Ein Feuermädchen und ein Wasserjunge bei einem Date – sowas sieht man selbst in Elemental City nicht alle Tage!
Das Feuermädchen Ember Lumen (Stimme im Original: Leah Lewis / deutsche Fassung: Emilia Schüle), das buchstäblich in die Luft geht, wenn sie sich zu sehr ärgert, ist noch als Baby mit ihren Eltern Bernie (Ronnie Del Carmen) und Cinder (Shila Ommi) nach Element City gekommen. Damals lebten in der Mega-Metropole vor allem Bewohner*innen aus Wasser, Luft und Erde – nur für Einwanderer und Einwanderinnen aus Feuer war in der Großstadt noch nichts ausgelegt, weshalb Embers Familie im Alltag auch immer wieder harsche Ablehnung entgegenschlug. In einer alten Ruine eröffneten die Eltern schließlich einen kleinen Lebensmittelladen, um den herum sich inzwischen ein florierendes Feuer-Viertel angesiedelt hat. Das aufopferungsvoll aufgebaute Geschäft ist speziell für Vater Bernie sein größter Stolz …

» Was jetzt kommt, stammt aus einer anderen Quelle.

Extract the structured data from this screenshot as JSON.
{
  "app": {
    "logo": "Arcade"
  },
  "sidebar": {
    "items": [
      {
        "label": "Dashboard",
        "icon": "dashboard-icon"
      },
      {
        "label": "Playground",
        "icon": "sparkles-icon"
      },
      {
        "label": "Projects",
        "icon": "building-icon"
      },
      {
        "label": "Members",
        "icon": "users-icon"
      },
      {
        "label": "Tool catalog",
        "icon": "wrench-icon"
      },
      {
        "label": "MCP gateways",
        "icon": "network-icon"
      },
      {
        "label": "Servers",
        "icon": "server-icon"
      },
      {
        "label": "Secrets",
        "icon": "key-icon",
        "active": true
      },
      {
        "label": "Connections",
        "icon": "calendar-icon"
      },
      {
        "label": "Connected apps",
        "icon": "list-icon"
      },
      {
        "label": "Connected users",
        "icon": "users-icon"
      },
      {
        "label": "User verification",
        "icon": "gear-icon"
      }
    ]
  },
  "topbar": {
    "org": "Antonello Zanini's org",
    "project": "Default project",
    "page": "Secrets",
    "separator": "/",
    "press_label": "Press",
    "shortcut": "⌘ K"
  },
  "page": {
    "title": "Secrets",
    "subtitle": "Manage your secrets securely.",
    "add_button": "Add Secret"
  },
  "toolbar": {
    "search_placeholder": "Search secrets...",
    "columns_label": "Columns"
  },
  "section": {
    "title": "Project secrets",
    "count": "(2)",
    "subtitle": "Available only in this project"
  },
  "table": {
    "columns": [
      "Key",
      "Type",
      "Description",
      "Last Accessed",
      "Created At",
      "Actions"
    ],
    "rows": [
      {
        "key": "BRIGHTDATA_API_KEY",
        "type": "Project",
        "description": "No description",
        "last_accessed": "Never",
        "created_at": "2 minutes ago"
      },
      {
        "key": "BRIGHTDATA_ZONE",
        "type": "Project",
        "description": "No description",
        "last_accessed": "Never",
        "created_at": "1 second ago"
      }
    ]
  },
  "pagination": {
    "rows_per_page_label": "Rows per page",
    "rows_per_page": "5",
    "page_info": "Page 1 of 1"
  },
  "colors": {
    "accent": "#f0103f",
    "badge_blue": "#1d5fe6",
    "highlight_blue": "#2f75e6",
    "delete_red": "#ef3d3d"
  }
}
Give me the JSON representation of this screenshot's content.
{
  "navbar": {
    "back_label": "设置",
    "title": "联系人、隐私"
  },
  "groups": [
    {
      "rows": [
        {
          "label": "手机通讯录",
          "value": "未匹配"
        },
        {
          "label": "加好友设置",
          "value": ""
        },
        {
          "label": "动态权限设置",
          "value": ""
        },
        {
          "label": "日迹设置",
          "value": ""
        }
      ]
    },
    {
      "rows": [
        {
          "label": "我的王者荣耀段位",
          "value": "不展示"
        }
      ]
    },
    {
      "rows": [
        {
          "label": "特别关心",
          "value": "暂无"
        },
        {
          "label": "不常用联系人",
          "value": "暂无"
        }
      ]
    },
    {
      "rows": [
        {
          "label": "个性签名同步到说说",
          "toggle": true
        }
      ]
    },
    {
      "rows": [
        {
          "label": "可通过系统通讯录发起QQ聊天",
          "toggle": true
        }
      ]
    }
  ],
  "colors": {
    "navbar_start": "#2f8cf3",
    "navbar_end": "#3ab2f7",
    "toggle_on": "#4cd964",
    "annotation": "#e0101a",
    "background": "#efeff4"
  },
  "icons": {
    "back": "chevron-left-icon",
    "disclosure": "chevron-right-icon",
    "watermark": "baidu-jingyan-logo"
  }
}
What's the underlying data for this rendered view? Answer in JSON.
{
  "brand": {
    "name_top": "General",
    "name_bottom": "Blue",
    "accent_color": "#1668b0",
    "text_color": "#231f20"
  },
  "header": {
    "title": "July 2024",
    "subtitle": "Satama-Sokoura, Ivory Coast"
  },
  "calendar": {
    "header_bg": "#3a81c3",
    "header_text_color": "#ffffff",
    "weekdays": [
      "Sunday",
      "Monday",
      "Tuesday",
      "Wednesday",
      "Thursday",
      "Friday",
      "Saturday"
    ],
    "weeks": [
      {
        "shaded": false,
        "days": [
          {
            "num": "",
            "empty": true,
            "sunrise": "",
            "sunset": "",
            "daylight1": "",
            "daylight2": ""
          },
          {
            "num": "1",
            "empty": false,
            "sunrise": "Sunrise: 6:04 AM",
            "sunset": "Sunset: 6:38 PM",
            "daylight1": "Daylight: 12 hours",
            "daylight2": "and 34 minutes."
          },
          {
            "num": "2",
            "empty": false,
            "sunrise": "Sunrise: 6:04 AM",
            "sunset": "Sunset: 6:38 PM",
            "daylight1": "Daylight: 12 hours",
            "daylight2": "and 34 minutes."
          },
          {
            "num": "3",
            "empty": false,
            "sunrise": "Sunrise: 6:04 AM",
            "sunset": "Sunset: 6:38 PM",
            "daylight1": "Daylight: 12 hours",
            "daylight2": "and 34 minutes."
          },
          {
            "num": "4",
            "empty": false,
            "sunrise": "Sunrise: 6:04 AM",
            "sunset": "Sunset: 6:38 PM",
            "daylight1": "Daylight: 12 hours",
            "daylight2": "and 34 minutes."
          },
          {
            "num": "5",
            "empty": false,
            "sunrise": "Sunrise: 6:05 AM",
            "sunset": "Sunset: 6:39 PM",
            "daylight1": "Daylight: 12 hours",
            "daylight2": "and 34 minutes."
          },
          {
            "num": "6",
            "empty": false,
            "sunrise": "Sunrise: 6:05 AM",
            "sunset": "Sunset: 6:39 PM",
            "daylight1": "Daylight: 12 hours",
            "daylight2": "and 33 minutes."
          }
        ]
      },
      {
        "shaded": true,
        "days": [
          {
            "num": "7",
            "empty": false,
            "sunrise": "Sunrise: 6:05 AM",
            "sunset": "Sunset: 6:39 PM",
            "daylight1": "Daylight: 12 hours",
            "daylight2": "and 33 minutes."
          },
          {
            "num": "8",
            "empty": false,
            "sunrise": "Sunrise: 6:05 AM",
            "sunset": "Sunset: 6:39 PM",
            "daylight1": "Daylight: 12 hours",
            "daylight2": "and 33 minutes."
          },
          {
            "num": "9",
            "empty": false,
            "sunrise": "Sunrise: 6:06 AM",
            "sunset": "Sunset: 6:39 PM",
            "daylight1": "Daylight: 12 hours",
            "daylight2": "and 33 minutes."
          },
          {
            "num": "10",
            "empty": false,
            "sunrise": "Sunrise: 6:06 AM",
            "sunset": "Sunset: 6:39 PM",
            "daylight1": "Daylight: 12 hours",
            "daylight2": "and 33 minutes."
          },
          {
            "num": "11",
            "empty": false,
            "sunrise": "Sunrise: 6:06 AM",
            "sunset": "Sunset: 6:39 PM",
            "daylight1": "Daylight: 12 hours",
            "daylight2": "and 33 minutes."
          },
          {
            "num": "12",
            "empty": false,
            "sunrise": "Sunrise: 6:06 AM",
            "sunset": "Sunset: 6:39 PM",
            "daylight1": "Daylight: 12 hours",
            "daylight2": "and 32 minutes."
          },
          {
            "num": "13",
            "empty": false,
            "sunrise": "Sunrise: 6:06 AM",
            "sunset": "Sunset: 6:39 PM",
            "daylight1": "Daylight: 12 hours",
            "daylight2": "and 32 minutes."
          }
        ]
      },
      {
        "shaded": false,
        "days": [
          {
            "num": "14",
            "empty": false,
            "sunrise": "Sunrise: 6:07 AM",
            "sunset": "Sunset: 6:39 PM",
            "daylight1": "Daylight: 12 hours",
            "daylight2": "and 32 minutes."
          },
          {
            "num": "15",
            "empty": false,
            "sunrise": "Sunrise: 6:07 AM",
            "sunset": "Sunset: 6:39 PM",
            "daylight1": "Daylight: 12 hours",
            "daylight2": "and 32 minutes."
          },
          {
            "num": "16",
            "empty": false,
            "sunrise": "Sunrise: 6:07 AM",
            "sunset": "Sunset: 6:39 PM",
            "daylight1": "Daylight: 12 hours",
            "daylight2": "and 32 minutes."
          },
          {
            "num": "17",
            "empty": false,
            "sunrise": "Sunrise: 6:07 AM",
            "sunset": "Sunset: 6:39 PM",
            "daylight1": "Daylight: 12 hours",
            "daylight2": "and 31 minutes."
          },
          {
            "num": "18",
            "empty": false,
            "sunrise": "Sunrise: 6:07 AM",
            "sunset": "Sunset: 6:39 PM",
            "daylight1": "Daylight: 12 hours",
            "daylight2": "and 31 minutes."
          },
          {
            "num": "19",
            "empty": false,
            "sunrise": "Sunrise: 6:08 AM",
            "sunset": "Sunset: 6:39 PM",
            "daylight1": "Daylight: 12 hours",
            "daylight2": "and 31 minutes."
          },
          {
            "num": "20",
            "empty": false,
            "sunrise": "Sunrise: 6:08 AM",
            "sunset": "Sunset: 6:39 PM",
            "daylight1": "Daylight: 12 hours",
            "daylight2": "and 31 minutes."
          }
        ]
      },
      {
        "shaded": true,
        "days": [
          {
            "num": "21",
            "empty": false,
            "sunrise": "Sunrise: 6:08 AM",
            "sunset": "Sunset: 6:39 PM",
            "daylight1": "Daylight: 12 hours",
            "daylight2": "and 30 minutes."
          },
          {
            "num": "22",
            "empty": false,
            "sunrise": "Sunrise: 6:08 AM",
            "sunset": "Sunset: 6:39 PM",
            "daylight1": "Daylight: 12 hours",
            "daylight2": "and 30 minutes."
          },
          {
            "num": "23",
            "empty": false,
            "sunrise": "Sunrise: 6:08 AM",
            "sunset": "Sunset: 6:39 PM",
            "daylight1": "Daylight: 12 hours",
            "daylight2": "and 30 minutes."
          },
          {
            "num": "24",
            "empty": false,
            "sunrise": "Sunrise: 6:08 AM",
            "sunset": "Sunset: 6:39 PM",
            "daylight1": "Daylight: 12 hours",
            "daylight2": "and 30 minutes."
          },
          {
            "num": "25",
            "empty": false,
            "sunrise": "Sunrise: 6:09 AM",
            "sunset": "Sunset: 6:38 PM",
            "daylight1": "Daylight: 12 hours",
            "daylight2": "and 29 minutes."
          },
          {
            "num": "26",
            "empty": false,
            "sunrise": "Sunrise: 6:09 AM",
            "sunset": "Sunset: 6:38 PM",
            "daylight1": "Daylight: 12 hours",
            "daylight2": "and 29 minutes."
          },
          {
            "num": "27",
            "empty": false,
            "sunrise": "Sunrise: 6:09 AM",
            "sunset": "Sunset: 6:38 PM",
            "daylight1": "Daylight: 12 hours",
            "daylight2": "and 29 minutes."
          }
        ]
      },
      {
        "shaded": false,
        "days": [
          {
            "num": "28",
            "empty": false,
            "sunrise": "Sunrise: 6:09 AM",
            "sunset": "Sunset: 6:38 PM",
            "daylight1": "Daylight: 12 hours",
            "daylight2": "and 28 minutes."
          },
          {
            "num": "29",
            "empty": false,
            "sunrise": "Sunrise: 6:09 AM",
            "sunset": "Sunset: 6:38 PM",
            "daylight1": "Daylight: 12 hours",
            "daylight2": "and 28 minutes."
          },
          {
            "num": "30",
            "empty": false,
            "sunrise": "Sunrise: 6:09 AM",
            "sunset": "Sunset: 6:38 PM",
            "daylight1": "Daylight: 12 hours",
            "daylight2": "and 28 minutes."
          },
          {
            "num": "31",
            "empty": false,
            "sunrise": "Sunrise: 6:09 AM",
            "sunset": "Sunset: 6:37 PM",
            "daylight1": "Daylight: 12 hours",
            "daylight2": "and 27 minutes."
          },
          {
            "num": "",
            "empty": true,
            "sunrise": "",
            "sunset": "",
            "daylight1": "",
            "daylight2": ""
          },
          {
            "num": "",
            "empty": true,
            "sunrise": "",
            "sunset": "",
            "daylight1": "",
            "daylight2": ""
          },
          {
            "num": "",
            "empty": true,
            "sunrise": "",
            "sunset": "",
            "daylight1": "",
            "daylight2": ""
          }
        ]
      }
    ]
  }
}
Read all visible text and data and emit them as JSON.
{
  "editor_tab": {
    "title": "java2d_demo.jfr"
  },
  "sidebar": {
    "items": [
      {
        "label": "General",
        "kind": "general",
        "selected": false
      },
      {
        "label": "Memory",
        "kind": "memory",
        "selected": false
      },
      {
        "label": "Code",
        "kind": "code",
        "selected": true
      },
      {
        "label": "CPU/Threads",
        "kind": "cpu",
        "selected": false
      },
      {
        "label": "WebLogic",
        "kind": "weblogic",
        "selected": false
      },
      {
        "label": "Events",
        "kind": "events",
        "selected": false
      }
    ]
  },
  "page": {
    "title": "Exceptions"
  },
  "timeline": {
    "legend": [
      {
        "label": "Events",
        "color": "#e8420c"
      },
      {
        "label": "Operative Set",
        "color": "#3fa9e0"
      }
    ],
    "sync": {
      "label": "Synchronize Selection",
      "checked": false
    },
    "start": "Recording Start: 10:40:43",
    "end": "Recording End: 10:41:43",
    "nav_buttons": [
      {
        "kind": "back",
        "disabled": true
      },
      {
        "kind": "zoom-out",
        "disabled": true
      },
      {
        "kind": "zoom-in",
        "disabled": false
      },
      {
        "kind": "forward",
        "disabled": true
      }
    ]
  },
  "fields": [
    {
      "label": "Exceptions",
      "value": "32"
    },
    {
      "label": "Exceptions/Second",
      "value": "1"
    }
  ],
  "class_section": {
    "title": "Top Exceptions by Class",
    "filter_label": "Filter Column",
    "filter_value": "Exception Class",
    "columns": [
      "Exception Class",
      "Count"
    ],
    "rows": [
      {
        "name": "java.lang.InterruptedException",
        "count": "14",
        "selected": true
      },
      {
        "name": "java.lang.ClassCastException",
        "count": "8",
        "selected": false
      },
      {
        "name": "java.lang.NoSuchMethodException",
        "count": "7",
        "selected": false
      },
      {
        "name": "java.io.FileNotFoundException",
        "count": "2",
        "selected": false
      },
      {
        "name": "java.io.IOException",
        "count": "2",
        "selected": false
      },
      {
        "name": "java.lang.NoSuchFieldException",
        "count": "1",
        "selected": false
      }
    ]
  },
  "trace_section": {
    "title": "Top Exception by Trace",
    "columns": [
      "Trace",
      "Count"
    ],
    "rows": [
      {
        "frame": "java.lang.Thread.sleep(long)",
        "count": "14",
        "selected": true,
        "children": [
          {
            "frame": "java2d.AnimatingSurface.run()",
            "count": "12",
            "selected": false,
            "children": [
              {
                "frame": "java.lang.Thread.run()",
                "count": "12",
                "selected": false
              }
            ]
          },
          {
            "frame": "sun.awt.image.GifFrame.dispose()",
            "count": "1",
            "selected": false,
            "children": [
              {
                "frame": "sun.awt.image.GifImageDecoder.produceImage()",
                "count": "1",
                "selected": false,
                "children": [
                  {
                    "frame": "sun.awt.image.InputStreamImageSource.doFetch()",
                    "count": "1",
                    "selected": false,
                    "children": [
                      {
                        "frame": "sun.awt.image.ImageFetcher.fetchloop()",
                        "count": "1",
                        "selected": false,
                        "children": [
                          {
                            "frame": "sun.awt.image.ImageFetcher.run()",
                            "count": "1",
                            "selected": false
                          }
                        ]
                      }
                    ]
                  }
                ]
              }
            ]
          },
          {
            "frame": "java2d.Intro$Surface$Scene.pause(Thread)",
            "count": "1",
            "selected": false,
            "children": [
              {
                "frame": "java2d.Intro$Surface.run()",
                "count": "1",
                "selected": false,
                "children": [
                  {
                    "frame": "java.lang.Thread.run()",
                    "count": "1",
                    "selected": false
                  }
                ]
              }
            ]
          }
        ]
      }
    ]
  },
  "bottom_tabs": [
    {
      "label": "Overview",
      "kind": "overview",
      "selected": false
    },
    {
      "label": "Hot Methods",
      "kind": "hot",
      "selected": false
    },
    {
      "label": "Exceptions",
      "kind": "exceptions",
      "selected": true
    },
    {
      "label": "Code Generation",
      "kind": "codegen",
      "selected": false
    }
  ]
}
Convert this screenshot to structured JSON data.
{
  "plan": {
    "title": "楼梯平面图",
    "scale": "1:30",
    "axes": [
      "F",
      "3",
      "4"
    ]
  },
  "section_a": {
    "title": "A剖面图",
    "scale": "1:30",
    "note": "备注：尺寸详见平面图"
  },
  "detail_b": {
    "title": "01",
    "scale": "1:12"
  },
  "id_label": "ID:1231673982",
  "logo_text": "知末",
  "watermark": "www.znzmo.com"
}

… und nun steht es vor dem Aus! Ember hat mit einer ihrer Wut-Explosionen im Keller einen Rohrbruch verursacht, der nicht nur – für die Feuer-Familie natürlich hochgefährliches – Wasser in den Raum spült, sondern dazu auch gleich noch den schnell zu Tränenschwellen neigenden Wasserjungen Wade Ripple (Mamoudou Athie / Jannis Niewöhner). Das größte Problem ist aber: Der Hereingeschwemmte arbeitet für die städtische Bauaufsicht und verpasst Ember erst mal eine Reihe von Strafzetteln, die eine komplette Schließung des Geschäfts nach sich ziehen würden. Allerdings hat Wade eben auch ein besonders gutes Herz: Und so hilft er Ember dabei, doch noch wieder alles in Ordnung zu bringen, wobei sich Feuer und Wasser irgendwann nicht mehr abstoßen, sondern im Gegenteil ganz, ganz nahe kommen…
Im Rathaus versuchen Ember und Wade, die Schließung des kleinen Feuer-Ladens doch noch abzuwenden…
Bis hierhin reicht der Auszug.